Avec le début d'une semaine qui s'annonce cruciale, en raison de la tenue ou non de la réunion du Conseil des ministres de mercredi prochan, l'opposition a poursuivi sa campagne en faveur du transfert du dossier des faux témoins devant la Cour de justice.
Le numéro 2 du Hezbollah cheikh Naïm Kassem a ainsi affirmé que son parti ne reconnaîtra pas tout acte d'accusation qui ne serait pas basé sur la reconnaissance de l'existence du dossier des faux témoins et sur les objectifs de leur fabrication. Kassem a demandé pourquoi l'autre camp craint tellement de déférer ce dossier devant la Cour de justice, alors que celle-ci est la plus haute instance judiciaire du pays et qu'elle a eu à traiter des dossiers personnels comme l'assassinat des deux Ziyad. Tout en affirmant que le Hezbollah accepte le jugement qu'émettra la Cour de justice sur le dossier des faux témoins - qui peut reconnaître ou non leur existence -, Kassem a précisé que le Hezbollah est aussi prêt à accepter un vote et qu'il acceptera le résultat de ce vote du Conseil des ministres. Il a aussi ajouté que le retard dans l'examen de cette question montre clairement une volonté de privilégier la publication de l'acte d'accusation et non l'ouverture de ce dossier.
Cheikh Kassem s'est demandé pourquoi les États-Unis et leurs alliés s'occupent tellement de cette affaire, alors que bien d'autres assassinats sont totalement ignorés et que les crimes d'Israël ne sont jamais condamnés. « Ils nous disent d'envoyer notre défense et affirment que l'acte d'accusation incriminera des individus, non le Hezbollah, mais nous savons que cet acte sera une copie conforme de l'article du Der Spiegel. Si nous entrons dans ce jeu, nous allons vers une condamnation claire et l'acte d'accusation est une menace contre le Hezbollah qui pourrait aussi atteindre la Syrie et l'Iran. »
Tout en affirmant que le Hezbollah est tranquille et parle pour montrer la réalité aux gens et pour se défendre, il a émis le souhait que les autorités s'occupent plus des problèmes économiques et sociaux. Selon lui, le plan fomenté contre le Liban a trois objectifs : trouver les points faibles et détruire les points forts, soumettre le Liban à la volonté internationale et laisser le pays à la merci des plans et de la volonté israéliens.

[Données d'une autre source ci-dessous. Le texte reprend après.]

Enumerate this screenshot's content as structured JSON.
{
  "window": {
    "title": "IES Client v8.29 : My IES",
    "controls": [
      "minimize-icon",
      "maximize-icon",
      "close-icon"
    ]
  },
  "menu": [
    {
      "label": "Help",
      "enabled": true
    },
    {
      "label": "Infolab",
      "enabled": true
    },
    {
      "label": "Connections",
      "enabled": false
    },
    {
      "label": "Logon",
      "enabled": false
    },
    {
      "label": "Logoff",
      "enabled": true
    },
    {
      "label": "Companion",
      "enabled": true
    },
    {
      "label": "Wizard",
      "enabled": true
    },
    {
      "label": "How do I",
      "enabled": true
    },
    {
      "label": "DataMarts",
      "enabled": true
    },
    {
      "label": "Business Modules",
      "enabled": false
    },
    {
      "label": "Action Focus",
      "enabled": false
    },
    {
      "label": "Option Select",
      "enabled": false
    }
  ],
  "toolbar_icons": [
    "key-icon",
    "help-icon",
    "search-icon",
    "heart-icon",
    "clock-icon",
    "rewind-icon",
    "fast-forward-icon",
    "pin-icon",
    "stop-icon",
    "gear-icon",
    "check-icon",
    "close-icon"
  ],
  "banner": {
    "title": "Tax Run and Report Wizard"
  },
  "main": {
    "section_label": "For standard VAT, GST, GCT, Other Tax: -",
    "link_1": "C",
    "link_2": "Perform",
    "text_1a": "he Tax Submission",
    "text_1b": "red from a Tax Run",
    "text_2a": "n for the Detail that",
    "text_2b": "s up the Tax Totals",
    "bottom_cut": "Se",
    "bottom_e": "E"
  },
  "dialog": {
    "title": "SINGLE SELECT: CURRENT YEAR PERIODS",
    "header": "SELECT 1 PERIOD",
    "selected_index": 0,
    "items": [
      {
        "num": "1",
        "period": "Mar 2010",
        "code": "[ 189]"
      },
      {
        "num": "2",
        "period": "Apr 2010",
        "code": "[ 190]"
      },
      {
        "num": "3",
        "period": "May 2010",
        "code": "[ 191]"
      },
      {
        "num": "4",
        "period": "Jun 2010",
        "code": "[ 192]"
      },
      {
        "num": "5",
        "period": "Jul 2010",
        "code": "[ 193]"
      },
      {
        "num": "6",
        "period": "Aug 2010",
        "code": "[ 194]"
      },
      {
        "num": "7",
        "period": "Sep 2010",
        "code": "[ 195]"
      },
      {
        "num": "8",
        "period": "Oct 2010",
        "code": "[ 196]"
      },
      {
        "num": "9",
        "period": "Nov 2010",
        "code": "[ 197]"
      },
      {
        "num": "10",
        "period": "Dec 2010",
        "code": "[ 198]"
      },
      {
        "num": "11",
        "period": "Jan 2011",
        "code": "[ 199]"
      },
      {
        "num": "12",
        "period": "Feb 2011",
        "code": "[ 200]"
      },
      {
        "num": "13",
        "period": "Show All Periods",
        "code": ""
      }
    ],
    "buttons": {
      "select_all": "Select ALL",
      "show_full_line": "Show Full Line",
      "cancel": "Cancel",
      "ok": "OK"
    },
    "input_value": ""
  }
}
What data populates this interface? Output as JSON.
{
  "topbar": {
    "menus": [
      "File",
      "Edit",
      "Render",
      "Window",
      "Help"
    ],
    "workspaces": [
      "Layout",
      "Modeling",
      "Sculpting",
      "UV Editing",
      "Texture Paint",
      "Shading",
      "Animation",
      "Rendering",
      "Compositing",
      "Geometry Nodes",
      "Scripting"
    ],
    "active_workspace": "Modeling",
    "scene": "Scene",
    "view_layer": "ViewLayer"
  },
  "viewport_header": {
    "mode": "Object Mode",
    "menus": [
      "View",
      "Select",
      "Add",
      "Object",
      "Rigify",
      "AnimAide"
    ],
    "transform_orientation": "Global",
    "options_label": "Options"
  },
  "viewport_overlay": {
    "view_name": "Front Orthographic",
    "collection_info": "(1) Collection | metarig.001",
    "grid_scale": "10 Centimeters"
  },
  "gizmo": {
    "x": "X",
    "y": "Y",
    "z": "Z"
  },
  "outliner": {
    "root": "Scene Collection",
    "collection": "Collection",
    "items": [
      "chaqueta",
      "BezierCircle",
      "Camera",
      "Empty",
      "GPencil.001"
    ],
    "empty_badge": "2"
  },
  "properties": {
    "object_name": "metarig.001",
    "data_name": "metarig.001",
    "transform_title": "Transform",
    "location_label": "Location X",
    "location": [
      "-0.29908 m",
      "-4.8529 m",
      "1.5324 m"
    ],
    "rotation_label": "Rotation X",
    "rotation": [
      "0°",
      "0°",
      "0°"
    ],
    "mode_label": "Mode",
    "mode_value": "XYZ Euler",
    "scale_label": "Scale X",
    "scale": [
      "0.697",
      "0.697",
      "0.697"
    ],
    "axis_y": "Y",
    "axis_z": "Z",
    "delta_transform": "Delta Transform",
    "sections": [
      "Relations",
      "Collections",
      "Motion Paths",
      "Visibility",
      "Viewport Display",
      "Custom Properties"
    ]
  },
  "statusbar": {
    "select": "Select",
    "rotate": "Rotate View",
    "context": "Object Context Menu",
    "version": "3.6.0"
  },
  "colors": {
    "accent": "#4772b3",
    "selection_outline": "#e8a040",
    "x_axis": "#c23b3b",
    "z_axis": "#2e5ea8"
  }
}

Le député membre du Bloc de la résistance Nawwar Sahili a été dans le même sens, assurant que sans l'assassinat de Rafic Hariri, les États-Unis n'auraient pas pu imposer leur projet au Liban. Selon lui, l'acte d'accusation a pour but de semer la discorde au Liban. Sahili a démenti le fait que pendant les 5 dernières années, l'accusation était politique comme l'affirme le 14 Mars, car elle a été assortie de conséquences politiques et judiciaires. Sahili a enfin réclamé le vote au sein du prochain Conseil des ministres, et si l'opposition obtient la majorité des voix, le dossier des faux témoins sera déféré devant la Cour de justice, assurant que la clé de la solution réside dans l'ouverture du dossier des faux témoins pour identifier ceux qui se sont tenus derrière eux et qui ont sciemment détourné l'enquête vers de fausses pistes.
De son côté, le vice-président du Conseil supérieur chiite a estimé que la gravité de la situation exige des positions modérées et un dialogue entre toutes les parties pour déjouer les complots sionistes qui s'exécutent tantôt directement et tantôt indirectement et qui exigent beaucoup de sagesse de la part des Libanais, ainsi qu'une volonté de renforcer l'entente nationale.
Même son de cloche chez les députés membres du bloc de Berry, Hani Kobeïssy et Yassine Jaber, ainsi que ceux du PSNS, Assaad Hardane et Kassem Hachem, qui ont mis l'accent sur les complots visant à ternir la victoire éclatante de la résistance et du Liban en général sur Israël en 2006. Le ministre Youssef Saadé a aussi exprimé l'inquiétude du courant des Marada pour la stabilité interne, en raison de la publication de l'acte d'accusation et des méthodes adoptées par le TSL. Saadé a réaffirmé que le Conseil des ministres est l'autorité compétente pour trancher le dossier des faux témoins, assurant que si l'entente entre les ministres est impossible sur ce sujet, il faudra procéder au vote.